Author Response File: Author Response.docx
Round 2
Reviewer 1 Report
The authors have clarified several of the questions I raised in my previous review. Only minor revisions are needed before it can be accepted:
1. In the “Introduction” paragraph:
Line 49 – delete “are available”
Line 80 – delete “in whole blood, this figure is referred to as”
Line 82 – Substitute “GSH” with “bGSH”
2. In the “Results” paragraph, Table 1:
Line 262 - <3.5 (mM?); >4 (mM?). The atherogenic coefficient (AC) is a ratio between parameters expresses with the same unit of measurement (total cholesterol – HDL/HDL). So I don’t understand the “mM”. How was the AC calculated?
Author Response
Dear Reviewer,
thank you very much for Your comments on our manuscript. We appreciate Your criticism and input into the manuscript as it helps to improve it. According to the Reviewers` suggestions, we have made some changes in the manuscript.
The authors have clarified several of the questions I raised in my previous review. Only minor revisions are needed before it can be accepted:
- In the “Introduction” paragraph:
Line 49 – delete “are available”
Ans.: this text was corrected: “Treatment of CAD includes two relatively invasive strategies that aim to re-establish an adequate blood supply to undersupplied myocardial territories due to severe coronary stenosis or vessel occlusion: percutaneous coronary intervention (PCI) and coronary artery bypass grafting (CABG) [1].”
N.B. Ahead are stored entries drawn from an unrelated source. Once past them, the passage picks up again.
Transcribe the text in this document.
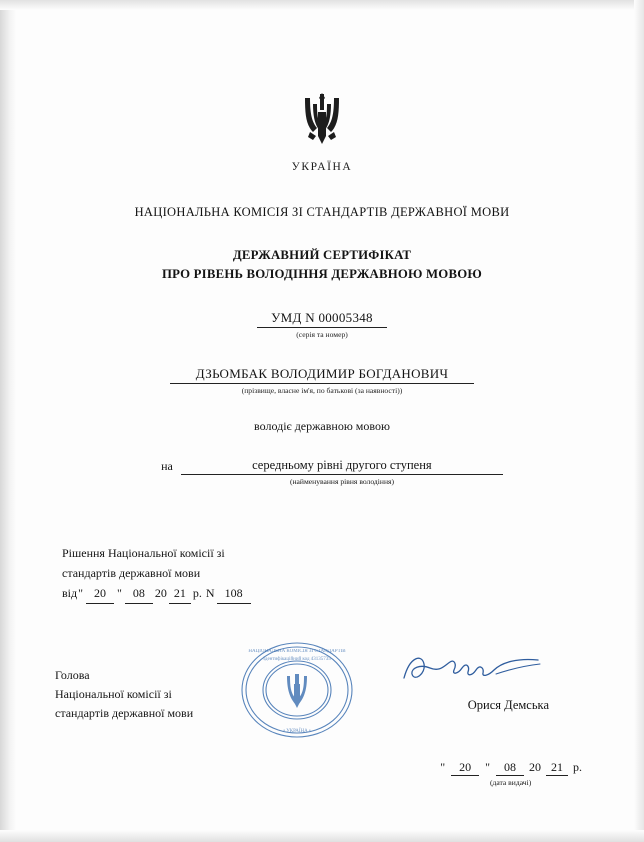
УКРАЇНА
НАЦІОНАЛЬНА КОМІСІЯ ЗІ СТАНДАРТІВ ДЕРЖАВНОЇ МОВИ
ДЕРЖАВНИЙ СЕРТИФІКАТ
ПРО РІВЕНЬ ВОЛОДІННЯ ДЕРЖАВНОЮ МОВОЮ
УМД N 00005348
(серія та номер)
ДЗЬОМБАК ВОЛОДИМИР БОГДАНОВИЧ
(прізвище, власне ім'я, по батькові (за наявності))
володіє державною мовою
на	середньому рівні другого ступеня
(найменування рівня володіння)
Рішення Національної комісії зі
стандартів державної мови
від " 20 " 08 20 21 р. N 108
НАЦІОНАЛЬНА КОМІСІЯ ЗІ СТАНДАРТІВ
Ідентифікаційний код 43135735
• УКРАЇНА •
Голова
Національної комісії зі
стандартів державної мови
Орися Демська
" 20 " 08 20 21 р.
(дата видачі)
Line 80 – delete “in whole blood, this figure is referred to as”
Ans.: this text was corrected: “Its intracellular concentration is very high (about 1 mM or more); moreover, ~99% of GSH is accounted for by the reduced form of GSH (bGSH).”
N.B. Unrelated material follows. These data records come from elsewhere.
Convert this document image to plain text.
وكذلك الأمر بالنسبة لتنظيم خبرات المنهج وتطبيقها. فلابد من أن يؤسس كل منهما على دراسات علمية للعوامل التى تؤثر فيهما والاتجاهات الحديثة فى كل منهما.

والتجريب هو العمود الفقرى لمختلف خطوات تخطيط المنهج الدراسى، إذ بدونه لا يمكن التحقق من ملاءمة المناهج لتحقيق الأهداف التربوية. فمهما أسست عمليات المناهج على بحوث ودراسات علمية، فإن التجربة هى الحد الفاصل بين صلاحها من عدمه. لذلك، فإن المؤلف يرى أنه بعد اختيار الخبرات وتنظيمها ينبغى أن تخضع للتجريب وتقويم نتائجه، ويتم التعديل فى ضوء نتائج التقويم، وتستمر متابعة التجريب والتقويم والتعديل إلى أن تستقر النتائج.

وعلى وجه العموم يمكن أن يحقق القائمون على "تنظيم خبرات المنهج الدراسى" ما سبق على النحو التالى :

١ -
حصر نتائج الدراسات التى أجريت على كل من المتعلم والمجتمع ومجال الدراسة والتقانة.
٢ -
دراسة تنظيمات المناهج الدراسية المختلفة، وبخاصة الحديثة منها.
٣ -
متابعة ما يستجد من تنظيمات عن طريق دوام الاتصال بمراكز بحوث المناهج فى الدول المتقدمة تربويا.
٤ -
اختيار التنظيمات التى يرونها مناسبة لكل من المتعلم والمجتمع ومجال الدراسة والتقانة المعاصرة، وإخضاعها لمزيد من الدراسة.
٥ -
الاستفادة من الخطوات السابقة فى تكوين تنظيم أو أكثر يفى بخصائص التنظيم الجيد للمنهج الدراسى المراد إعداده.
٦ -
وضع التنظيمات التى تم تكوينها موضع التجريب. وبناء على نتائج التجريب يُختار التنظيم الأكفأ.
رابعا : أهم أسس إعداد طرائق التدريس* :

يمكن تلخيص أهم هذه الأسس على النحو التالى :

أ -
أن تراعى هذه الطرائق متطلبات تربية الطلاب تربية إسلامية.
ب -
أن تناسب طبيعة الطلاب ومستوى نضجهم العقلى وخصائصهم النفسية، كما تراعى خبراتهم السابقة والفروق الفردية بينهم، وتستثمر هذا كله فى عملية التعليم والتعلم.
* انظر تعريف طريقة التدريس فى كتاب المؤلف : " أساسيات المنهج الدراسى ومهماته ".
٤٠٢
Line 82 – Substitute “GSH” with “bGSH”
Ans.: this text was corrected: “The ratio between the bGSH and the GSSG (redox status (RS)) is a recognized index of OS [12].”
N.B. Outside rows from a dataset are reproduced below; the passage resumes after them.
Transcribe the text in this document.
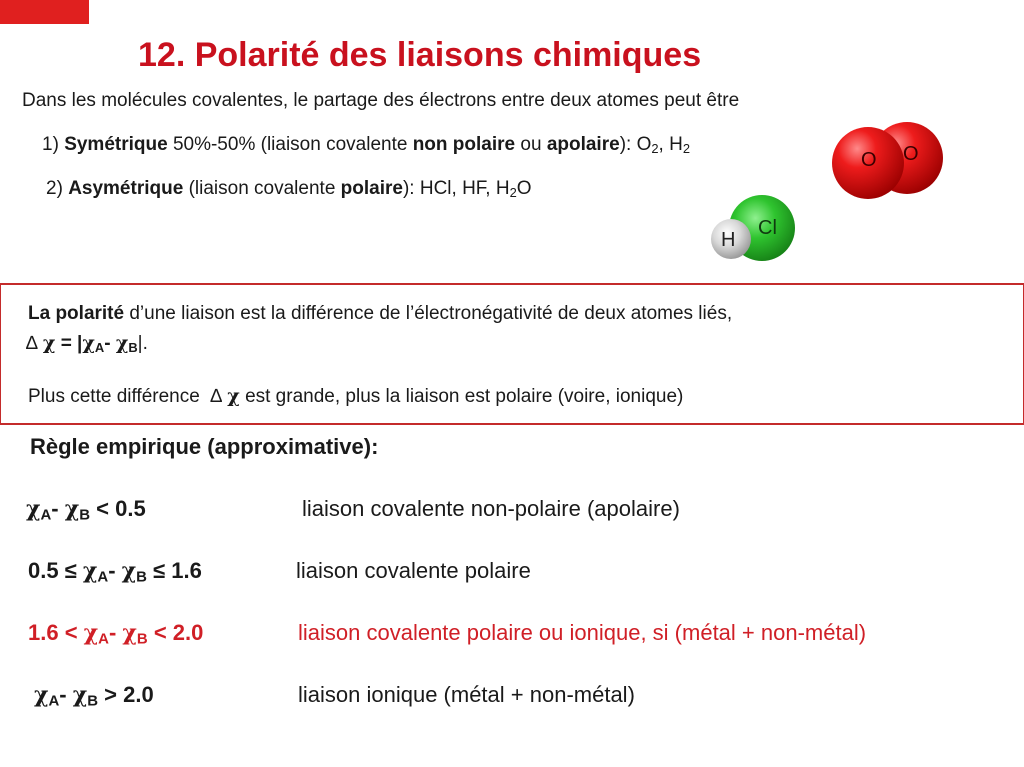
12. Polarité des liaisons chimiques
Dans les molécules covalentes, le partage des électrons entre deux atomes peut être
1) Symétrique 50%-50% (liaison covalente non polaire ou apolaire): $O_2$, $H_2$
2) Asymétrique (liaison covalente polaire): HCl, HF, $H_2O$
O O
Cl
H
La polarité d’une liaison est la différence de l’électronégativité de deux atomes liés,
∆ $\chi = |\chi_A-$ $\chi_B|$.
Plus cette différence ∆ χ est grande, plus la liaison est polaire (voire, ionique)
Règle empirique (approximative):
$\chi_A-$ $\chi_B < 0.5$	liaison covalente non-polaire (apolaire)
$0.5 \le \chi_A-$ $\chi_B \le 1.6$	liaison covalente polaire
$1.6 < \chi_A-$ $\chi_B < 2.0$	liaison covalente polaire ou ionique, si (métal + non-métal)
$\chi_A-$ $\chi_B > 2.0$	liaison ionique (métal + non-métal)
- In the “Results” paragraph, Table 1:
Line 262 - <3.5 (mM?); >4 (mM?). The atherogenic coefficient (AC) is a ratio between parameters expresses with the same unit of measurement (total cholesterol – HDL/HDL). So I don’t understand the “mM”. How was the AC calculated?
Ans.: Yes, AC was calculated according according to the above formula. This error in table 1 has been corrected, “mM” was removed: “Atherogenic coefficient: Normal (<3.5) Elevated (>4)”
Best Regards,
authors
Author Response File: Author Response.docx
Reviewer 2 Report
The authors have done a good job of revising the manuscript riot in accordance with the comments and suggestions of this reviewer. The manuscript has been improved.
No concerns.
Author Response
Dear Reviewer,
we thank You for your attention to our work and for your valuable comments that allowed us to improve this manuscript.